Valproic acid:  Indirectly increases GABA (neuroinhibitory/think benzos), and decreases glutamate (glutamate is neuroexcitatory).   Small volume of distribution like lithium, but it is highly protein bound in the bloodstream.  Consequently, dialysis is usually not useful in standard overdose due to protein binding.  In massive overdose, when protein binding sites are all full and there is still valproate in serum, dialysis can be helpful to remove unbound valproate.

Adverse effects: tremors, hair loss, liver effects.  Not used in kids under two because it can cause a Reyes-like syndrome.

Overdoses can cause hyperammonemia due to depletion of carnitine.   Valproate metabolites interfere with the urea cycle resulting in hyper ammonemia.   Clinical findings include: drowsiness, coma, respiratory depression, and thrombocytopenia.   Massive overdose (>850) can result in hypotension, lactic acidosis, pancreatitis, and bone marrow suppression.   Cerebral edema can result from acute or chronic overdose.

Management: Protect airway, give L-carnitine.
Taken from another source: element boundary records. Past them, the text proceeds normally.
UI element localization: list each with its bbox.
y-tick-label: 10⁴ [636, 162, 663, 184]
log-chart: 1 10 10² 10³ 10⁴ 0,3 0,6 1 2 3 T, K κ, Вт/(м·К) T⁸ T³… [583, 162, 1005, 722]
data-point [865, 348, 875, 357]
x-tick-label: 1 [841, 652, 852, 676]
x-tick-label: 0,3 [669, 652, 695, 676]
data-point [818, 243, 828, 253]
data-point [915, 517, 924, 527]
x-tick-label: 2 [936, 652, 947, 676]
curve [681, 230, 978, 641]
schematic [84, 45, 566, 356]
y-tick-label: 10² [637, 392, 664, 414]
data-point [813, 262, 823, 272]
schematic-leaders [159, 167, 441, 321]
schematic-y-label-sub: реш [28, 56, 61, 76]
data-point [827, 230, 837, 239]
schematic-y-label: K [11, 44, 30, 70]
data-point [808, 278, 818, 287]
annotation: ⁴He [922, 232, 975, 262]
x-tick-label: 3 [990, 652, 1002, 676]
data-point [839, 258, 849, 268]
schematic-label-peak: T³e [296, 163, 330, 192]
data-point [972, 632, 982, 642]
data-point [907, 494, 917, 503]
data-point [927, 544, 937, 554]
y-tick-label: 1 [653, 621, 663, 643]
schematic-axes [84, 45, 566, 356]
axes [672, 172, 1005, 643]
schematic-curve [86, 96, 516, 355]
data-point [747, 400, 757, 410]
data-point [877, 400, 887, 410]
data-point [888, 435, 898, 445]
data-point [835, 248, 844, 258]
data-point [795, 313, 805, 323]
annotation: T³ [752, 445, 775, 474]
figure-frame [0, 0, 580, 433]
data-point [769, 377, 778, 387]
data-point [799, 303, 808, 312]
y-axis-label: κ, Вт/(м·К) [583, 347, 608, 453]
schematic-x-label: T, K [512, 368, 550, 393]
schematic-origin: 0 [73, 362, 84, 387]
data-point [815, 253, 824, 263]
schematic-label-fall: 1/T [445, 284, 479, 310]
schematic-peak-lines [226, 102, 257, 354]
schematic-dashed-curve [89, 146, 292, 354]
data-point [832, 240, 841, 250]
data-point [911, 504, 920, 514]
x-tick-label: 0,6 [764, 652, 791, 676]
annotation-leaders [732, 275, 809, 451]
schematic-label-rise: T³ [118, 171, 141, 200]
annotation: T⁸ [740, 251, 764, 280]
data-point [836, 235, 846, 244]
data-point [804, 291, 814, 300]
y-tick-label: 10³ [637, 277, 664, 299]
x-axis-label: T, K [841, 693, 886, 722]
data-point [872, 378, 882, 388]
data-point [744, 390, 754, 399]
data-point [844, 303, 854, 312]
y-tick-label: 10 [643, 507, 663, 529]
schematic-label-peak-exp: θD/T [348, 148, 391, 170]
There may be some benefit to whole bowel irrigation.  Get serial levels of valproate to document the level is going down.   Elise comment: When should we get a second level?   Andrea:  Check every 2 hours.

Administration    HIPAA Privacy

HIPPA= Health Insurance Portability and Accountability Act

Permitted uses of patient health information:  Can be given to the patient.  Can be used for treatment/payment/operations uses.  Can be used for the Public interest such as abuse reporting.  Limited data sets can be used  for teaching/training, research or performance improvement.

Mistry comment: How do we handle requests by law enforcement officers for patient info?    If the patient may have died by a criminal act, you can release info to the police.   If the patient is in custody, you can release info to police.  If the police are investigating a case, you can give patient info.   Document the officer’s name and badge number and the info you gave the officer.  Give the minimal information needed by the officer. 

You can be terminated from Advocate for posting even generic comments on social media about a case you saw.

When speaking to a patient and their family or friends in the ED, you can give info about the patient to everyone in the room with the patient if the patient consents or in your professional judgment it is appropriate to give to persons whom the patient brought with them.  Probably it is safest to ask the patient if you can speak freely about their medical information with other persons present.   It is stated on the federal HIPAA website that you can use professional judgment about when to discuss patient healthcare info when other persons are present with the patient. Christine comment: What about a 17 yo person who had a drug screen.  Can you tell their parents?   Bottom line yes.  If the patient came with the parent to the ED, the emergency physician can use their best judgment on whether or not to discuss the drug screen with the parent present.  The 17yo is still technically a minor so that has to also be considered. Harwood comment: A bright line decision rule for residents would be at age 18 the patient is considered an adult and probably you should discuss with the patient whether or not you can discuss results with the parent present.

If you feel that a patient is an immediate danger to someone else it is permissible under HIPPA to notify the person at risk.

You can share patient info with providers at other hospitals who are caring for a patient without prior patient authorization.  Photos can be shared between providers in order to care for patients.  Get verbal permission from  the patient before texting a picture to a  consultant.  Document that verbal consent in the chart.  Mistry comment: HIPAA is not meant to get in the way of patient care.     

Don’t save patient data on your computer/laptop/tablet/phone.  If the device has 500 or more patient records and it is lost, that will be considered a major breech in HIPAA.  This requires immediate government notification and a press release.

It is not a HIPAA violation to discuss medical issues with patients who are boarding in the hallway as long as you make reasonable attempts to be discrete (lowered voice, pulled curtains).   Elise comment: Do your best to get patients into a room for sensitive discussions.